The arrest occurred after a long police chase that began in Massachusetts and ended in New Hampshire, after which at least two officers were seen on the video repeatedly punching the driver who had led the pursuit.
After video of the incident began to spread online, Joseph Foster, the New Hampshire attorney general, launched a criminal investigation into the episode. The New Hampshire State Police and Massachusetts State Police each pulled a trooper involved in the incident from duty while the investigation was carried out.
On Tuesday, Foster announced that the two troopers — Joseph Flynn, 32, of the Massachusetts State Police, and Andrew Monaco, 31, of the New Hampshire State Police — were arrested and charged with simple assault for their use of force during the arrest.
Flynn was charged with two counts of simple assault, while Monaco was charged with three counts of simple assault. Both were released on their own recognizance, Foster’s office said. It was not immediately clear if the two men had attorneys. Both are scheduled to be arraigned in September in Nashua.
Foster’s office said that because the two troopers were on-duty law enforcement officers during the incident, their charges could see an enhanced penalty.
Footage of the May 11 chase and arrest emerged during a time of increased scrutiny of how police officers use force, a debate that surged back into the national consciousness in recent weeks after officers shot and killed black men in Louisiana and Minnesota. This topic also involves anxieties faced by police after eight officers were fatally shot in Dallas and, this week, Baton Rouge — one by an attacker who specifically said he was enraged by police killings.

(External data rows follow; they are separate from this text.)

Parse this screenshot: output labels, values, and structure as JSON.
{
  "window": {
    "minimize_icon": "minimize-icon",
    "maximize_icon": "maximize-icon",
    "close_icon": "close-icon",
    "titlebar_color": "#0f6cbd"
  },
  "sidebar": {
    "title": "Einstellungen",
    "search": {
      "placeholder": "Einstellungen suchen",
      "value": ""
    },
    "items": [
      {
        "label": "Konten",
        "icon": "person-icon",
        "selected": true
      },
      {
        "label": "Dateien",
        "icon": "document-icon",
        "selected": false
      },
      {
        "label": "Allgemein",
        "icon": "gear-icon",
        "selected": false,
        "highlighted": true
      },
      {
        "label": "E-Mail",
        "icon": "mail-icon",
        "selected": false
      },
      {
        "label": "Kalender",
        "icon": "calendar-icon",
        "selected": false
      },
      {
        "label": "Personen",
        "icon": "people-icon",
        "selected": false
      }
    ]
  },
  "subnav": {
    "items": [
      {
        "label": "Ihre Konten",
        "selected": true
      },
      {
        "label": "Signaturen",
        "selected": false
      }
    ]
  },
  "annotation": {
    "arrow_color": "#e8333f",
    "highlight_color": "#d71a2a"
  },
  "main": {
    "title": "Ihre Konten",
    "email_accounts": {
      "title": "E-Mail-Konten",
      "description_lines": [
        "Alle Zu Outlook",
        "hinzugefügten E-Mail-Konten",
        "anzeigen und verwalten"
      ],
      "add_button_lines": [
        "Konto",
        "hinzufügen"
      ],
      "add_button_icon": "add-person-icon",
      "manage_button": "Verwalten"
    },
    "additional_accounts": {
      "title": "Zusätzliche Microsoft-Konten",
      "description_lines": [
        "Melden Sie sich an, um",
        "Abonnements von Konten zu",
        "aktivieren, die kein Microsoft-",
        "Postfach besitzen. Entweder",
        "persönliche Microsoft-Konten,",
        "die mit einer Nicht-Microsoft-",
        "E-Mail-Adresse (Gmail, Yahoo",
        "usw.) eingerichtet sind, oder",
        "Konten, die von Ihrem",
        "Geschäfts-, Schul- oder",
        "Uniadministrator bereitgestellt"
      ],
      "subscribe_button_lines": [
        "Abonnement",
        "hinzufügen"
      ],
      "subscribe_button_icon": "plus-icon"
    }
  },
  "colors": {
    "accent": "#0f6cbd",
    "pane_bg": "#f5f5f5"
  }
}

The car chase that stretched from Massachusetts to New Hampshire began when the Holden, Mass., police tried to stop a pickup truck driven by Richard Simone of Worcester, according to the Massachusetts State Police. Simone, 50, was the subject of warrants for assault and battery with a dangerous weapon, larceny and failure to stop for officers, authorities said.
Police in Holden said that they first tried to stop the car because it was wanted in connection with an advisory issued by another department, and when the driver did not stop, they chased him. A Massachusetts state trooper soon joined them, the state police said, and the chase eventually moved into Hudson, a town in New Hampshire. At this point, New Hampshire’s state police and local police officers also joined the pursuit.
Video of the episode captured a pickup truck coming to a stop, after which more than half a dozen officers, one with a police dog, approach the car. The driver is seen getting out and then getting down on his knees and beginning to lie down on the street. At least two of the officers can then be seen in the footage repeatedly hitting the man as some of the other officers stand nearby.
The Massachusetts State Police said that Flynn remains suspended without pay, as he was not long after the chase involving Simone. An internal affairs investigation into the episode is still ongoing, a spokesman said Tuesday.
Col. Robert L. Quinn, director of the New Hampshire state police, called the incident “disturbing” during a news conference in May. He also said at the time that his agency had relieved the trooper from duty without pay.
“I want to ensure that the public knows that this will be fully investigated and we recognize the importance of the public trust,” Quinn said. “And the unnecessary, unjustified use of force will not be tolerated.”
New Hampshire Gov. Maggie Hassan (D) said in May that the video footage raised “serious concerns,” and that authorities would “treat this incident with the utmost seriousness without disparaging all of the hard-working police officers who put their lives on the line every day to keep us safe.”
William Hinkle, a spokesman for Hassan, said in a statement Tuesday that she felt Foster “conducted a thorough investigation” into the incident.